TLC makes a convincing case for all those end-time prophesies from weird cults. This year, I think I’m going to only watch this channel, so my worldview will consist solely of homunculi, giants, and fish-people lurking under every kitchen table, behind every park tree, or peeking up from every puddle. It should make even mundane trips to the supermarket a real riot.

Monday, January 28
Antiques Roadshow
PBS 8:00 p.m.

I’m officially old. The most exciting thing about the turning of the New Year was my credit score went up and I was happy to hear that booze had been banned on the beach. It’s too bad that young people these days can’t enjoy alcohol without being obnoxious jerks. When I was in my 20s and inebriated, I was witty and a delightful treasure for all those around me.

Tuesday, January 29
Celebrity Rehab with Dr. Drew
VH1 7:00 p.m.

Like I need to see the swollen face of yet another Baldwin.
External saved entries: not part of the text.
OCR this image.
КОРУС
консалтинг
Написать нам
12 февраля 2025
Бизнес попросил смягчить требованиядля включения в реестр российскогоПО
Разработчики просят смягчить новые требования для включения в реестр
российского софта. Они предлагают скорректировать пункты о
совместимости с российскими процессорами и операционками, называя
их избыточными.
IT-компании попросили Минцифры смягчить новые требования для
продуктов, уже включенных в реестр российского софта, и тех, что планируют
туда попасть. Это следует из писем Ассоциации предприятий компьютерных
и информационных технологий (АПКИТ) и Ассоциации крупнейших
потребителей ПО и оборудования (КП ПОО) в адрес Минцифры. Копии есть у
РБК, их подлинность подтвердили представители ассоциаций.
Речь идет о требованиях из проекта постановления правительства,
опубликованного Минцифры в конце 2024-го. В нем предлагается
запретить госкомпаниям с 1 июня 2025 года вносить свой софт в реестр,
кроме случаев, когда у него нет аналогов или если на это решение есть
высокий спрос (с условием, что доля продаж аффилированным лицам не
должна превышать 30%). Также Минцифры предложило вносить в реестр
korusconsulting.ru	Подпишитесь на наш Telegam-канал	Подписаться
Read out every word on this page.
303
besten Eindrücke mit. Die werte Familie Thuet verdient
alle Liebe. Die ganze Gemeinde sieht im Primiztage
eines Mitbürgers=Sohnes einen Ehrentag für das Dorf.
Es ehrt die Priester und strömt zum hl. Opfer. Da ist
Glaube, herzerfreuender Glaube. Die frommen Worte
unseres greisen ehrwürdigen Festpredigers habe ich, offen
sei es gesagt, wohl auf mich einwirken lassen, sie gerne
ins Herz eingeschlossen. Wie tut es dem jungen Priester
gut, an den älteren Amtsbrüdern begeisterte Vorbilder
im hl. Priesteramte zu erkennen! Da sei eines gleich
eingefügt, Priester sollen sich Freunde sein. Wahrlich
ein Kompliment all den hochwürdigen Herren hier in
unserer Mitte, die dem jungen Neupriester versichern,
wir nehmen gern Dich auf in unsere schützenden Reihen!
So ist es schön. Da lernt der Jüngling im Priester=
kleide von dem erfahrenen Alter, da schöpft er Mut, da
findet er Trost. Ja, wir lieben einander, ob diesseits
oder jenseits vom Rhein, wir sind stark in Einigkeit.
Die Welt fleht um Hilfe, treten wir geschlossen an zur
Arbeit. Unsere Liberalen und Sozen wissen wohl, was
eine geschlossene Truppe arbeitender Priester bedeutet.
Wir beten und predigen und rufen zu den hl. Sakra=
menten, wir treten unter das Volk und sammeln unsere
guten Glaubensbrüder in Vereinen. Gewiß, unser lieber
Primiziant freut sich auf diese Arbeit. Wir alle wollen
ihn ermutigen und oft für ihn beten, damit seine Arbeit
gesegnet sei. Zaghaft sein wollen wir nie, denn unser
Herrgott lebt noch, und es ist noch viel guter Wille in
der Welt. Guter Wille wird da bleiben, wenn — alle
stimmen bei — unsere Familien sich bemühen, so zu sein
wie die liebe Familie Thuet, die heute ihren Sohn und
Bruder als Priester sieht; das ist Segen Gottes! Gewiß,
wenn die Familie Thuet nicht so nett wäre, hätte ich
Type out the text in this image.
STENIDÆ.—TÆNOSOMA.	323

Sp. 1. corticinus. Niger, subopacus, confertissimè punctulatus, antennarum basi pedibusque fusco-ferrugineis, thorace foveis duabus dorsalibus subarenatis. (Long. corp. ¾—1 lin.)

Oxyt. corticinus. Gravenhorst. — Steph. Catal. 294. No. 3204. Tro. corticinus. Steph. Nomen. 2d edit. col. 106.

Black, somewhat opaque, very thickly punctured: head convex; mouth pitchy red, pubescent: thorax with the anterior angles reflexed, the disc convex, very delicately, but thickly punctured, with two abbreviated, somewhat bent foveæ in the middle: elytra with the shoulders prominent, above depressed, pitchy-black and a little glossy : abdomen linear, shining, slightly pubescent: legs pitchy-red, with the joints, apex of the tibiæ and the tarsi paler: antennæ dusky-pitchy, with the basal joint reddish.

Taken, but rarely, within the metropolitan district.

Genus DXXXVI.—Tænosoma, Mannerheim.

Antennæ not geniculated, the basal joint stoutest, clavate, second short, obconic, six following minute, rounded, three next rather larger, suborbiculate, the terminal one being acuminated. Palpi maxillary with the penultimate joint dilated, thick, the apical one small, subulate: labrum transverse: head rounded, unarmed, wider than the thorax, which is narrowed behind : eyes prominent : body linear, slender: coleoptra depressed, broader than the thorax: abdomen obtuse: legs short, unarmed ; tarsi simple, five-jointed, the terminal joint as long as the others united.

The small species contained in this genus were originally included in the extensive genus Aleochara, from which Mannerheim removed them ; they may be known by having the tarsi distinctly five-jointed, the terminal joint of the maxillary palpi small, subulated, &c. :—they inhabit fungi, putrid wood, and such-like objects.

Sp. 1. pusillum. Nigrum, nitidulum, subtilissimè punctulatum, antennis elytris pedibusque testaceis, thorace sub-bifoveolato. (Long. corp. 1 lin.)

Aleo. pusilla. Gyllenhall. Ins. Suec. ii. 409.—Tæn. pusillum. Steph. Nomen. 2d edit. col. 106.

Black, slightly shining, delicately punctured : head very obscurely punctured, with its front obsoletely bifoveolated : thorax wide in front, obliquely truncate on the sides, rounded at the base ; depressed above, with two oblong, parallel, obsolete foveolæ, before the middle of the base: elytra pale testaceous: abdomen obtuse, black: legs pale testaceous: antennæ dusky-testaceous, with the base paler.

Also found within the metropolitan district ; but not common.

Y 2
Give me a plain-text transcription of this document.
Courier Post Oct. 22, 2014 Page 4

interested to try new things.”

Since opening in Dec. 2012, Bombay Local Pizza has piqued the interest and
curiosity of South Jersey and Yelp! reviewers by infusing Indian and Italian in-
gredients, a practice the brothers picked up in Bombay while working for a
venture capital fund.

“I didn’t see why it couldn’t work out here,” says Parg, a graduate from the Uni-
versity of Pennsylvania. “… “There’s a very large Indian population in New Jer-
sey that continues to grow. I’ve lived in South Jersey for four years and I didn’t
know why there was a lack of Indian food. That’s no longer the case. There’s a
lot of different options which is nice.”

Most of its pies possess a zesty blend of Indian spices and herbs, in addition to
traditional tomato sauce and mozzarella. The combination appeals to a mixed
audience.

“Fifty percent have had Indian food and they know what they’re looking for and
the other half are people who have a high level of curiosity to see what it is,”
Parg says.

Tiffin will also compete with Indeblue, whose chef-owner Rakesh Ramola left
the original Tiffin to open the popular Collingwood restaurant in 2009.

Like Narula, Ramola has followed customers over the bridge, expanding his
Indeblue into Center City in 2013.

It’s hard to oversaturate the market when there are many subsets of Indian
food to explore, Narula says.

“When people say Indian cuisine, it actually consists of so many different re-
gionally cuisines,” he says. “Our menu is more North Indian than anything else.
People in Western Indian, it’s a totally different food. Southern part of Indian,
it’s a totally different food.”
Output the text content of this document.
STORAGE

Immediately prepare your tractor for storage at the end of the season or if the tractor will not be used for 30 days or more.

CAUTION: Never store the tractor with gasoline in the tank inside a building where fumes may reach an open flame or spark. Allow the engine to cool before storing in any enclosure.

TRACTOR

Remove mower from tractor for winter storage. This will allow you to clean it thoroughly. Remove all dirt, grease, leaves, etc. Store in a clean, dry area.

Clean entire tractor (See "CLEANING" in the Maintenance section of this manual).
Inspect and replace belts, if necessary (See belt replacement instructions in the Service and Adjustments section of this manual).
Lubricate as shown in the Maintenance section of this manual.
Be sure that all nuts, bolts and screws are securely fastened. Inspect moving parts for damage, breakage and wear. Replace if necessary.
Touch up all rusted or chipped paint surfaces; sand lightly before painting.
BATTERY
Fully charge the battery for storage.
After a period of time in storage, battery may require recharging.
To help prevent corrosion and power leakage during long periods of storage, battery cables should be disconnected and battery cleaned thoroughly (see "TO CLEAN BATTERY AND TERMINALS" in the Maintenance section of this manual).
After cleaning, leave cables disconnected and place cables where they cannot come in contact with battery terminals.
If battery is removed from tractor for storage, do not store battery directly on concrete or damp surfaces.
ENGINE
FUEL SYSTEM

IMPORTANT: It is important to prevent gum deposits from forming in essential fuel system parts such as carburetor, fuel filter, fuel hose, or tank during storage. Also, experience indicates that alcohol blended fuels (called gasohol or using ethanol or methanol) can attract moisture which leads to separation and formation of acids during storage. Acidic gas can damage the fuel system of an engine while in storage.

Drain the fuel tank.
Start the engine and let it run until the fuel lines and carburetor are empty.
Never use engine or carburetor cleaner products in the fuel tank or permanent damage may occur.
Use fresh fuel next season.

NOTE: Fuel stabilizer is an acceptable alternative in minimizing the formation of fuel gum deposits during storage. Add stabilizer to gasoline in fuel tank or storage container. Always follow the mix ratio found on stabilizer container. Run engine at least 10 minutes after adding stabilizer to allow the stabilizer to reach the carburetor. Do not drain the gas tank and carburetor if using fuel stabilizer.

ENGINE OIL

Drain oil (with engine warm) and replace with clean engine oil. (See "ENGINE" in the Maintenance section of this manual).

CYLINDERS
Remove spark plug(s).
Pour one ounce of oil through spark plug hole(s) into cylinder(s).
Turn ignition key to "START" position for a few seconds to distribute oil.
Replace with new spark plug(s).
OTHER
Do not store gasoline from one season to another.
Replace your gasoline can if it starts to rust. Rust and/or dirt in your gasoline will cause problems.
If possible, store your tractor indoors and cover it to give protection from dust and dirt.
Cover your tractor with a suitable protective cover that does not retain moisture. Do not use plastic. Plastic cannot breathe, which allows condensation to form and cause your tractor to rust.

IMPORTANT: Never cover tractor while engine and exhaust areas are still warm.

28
What’s with their heads, anyway? Once a Baldwin hits a certain age, his melon blows up like a runaway Thanksgiving-parade balloon. I wonder if they’ll ever stop growing. What if medical science affords them an extra-long lifespan and their heads require municipal support such as police and fire patrols and blinking safety lights for aircraft? Are we as taxpayers going to be saddled with the responsibility of maintaining the Baldwins’ gigantic melons?

Wednesday, January 30
Holes
Family 6:00 p.m.

As much nudity as we’ve talked about in this issue, with all joking aside, I want a non-nude part in a porno movie. I could easily play “shocked neighbor clipping hedges” or “sales floor manager who leaves young couple alone in stereo comparison room” or — and this would be my first choice — “Fire Chief!” Boy, that’d be cool. I could wear a helmet and everything. (Ugh. You know what I mean.)

Thursday, January 31
Lost
ABC 8:00 p.m.

Even better titles: Stupid. Die. Next! Seriously. Quit. Boring. Hot Babe in a Grimy Ripped Sundress. But That’s It. Really. Onward. C’mon! So. Done. Honestly.